Put the finished cakes on a tray and put them in the fridge for half an hour. DON'T START EATING THEM NOW. They'll be better in half an hour. Be patient. Stick the left over mango jelly in the fridge to set properly.

The cream

Clean your beaters, find another bowl and whip 300ml of cream. Find the other half of the mango you pulverised and stir it through the cream. You can also finely chop half the mango instead of blending it if you want a chunkier cream. The mango cream is delicious. DO NOT EAT ALL THE CREAM BEFORE THE CAKES ARE READY.

Finishing them off

Chop the cakes in half, bung some mango cream in the middle and put the two halves back together. Then scoff.  I find chopping them in half to be really difficult - mine just don't want to cut cleanly. You can always just spread a dollop of cream on top and eat them that way. When you run out of cakes, eat the left over mango jelly.
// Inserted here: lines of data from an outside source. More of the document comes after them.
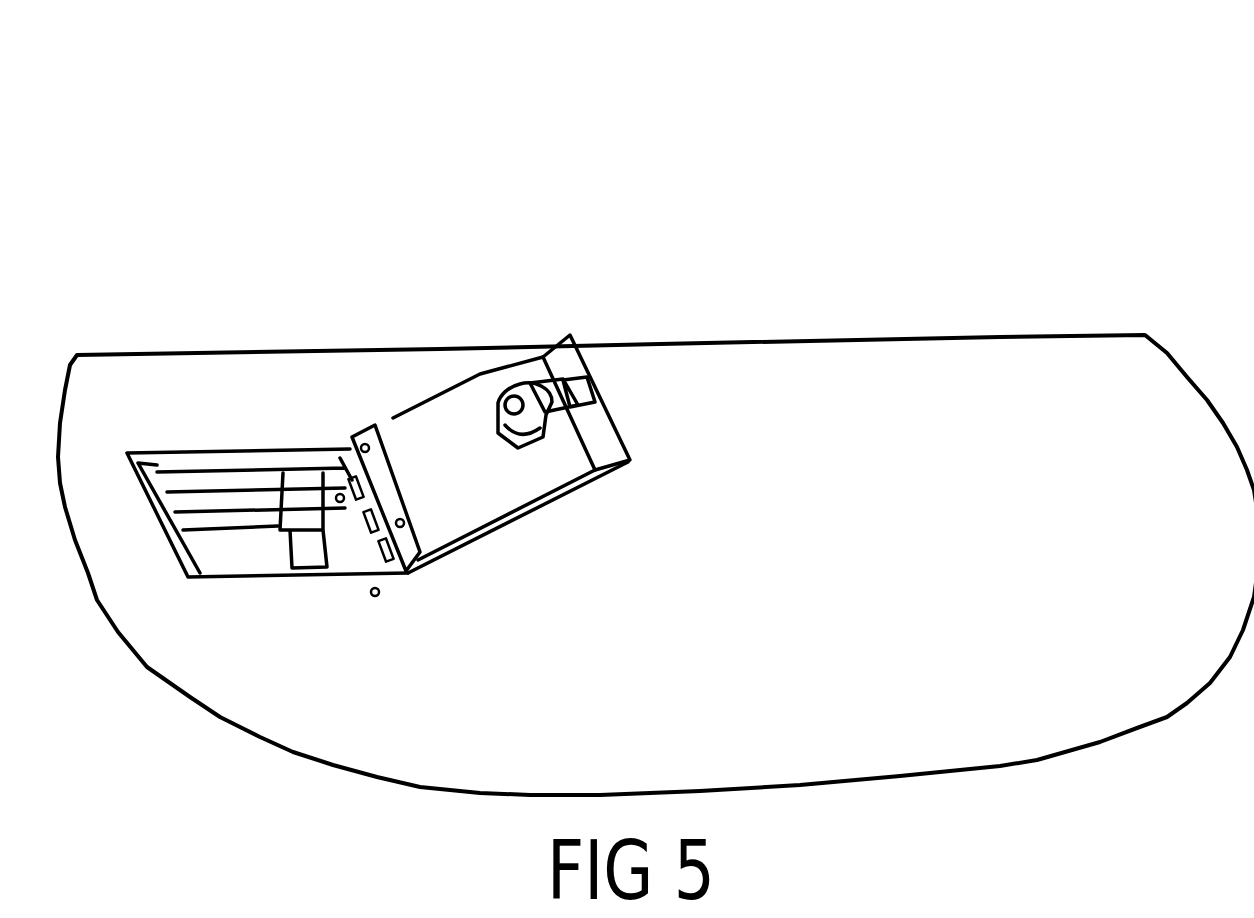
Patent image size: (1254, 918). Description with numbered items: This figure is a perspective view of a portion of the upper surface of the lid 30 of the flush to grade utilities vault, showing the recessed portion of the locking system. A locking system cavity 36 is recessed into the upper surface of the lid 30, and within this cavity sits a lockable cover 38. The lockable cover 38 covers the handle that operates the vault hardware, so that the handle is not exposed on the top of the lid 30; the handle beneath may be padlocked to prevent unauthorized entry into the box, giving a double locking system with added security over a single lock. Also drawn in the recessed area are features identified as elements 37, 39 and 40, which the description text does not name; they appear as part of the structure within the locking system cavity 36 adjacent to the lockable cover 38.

The lid 30 is at (656, 565).
The locking system cavity 36 is at (248, 192).
The vent grille 37 is at (248, 533).
The lockable cover 38 is at (618, 405).
The latch 39 is at (530, 377).
The latch catch 40 is at (309, 544).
With mango cream on top if you like.

Afterwards

Ride 132 miles to work all that off.


6 comments:

cav said...

You need to describe how to lick the cream without damaging your tongue on the mixer thingy

Jonah said...

Option number 2: Buy a sugared concoction at the local convenience store and stuff into face.
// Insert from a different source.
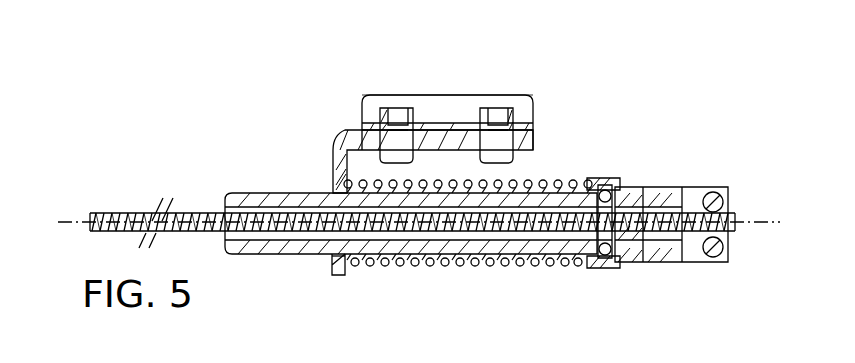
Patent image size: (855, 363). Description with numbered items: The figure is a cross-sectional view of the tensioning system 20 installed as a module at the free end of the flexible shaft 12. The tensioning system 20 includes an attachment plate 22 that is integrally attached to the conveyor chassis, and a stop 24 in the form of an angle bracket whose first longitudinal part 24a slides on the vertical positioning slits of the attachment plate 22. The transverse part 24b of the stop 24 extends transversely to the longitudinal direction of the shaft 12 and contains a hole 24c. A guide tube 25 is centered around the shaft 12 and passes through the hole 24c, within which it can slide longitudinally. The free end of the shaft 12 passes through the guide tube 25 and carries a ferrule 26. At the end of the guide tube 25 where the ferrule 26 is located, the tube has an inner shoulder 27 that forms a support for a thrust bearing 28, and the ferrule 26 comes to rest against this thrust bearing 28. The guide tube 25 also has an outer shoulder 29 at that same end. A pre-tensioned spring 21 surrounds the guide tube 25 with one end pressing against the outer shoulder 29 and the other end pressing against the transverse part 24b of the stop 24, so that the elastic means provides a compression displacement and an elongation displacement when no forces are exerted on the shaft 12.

Drive truck 132 miles to make money, carefully easing around bike riders lest they be squashed.

Boy on a bike said...

I usually turn them off before licking.

TimT said...

'Usually'. Love your understatement.

Today I made chocolate mousse. As the recipe is easy and delicious and I can still remember it here it is:
Ingredients: 1 egg white, 50 g sugar, 300 ml double cream, 100 g dark chocolate (70 per cent cocoa or above), 2 tablespoons Amaretto liquer.
Method: 1) Boil half of the cream on the stove then remove from heat and stir in the chocolate, which you will have prepared by breaking/chopping into small pieces. 2) Place chocolate mixture in a bowl, which you then place in a larger bowl filled with ice water. Mix in the remaining cream and the Amaretto liquer. Beat this until well mixed and you get to the 'soft-peak' stage. 3) Whisk the egg white until you reach the soft-peak stage. Add the sugar, a little bit at a time, whisking in each time - the mixture should now look smooth and shiny, like raw meringues. 4) Fold in the egg-white mixture with the chocolate mixture. THE MOUSSE IS DONE!

bruce said...

Gawwwd, next you'll be sharing Pav recipes, ladies! Boyo, didn't you forget to add half bottle o' rum?

TimT said...

Real Men Know How to Cook.... because that way Real Men get first dibs on the beaters and the spoons and the bowls and they get to swig the liquer while they're cooking as well as eat what happens when it's all cooked.

Anyway no need to swap a pav recipe. Egg whites + sugar + egg beater and you have the mixture, then you just bung it in the oven. That one is easy.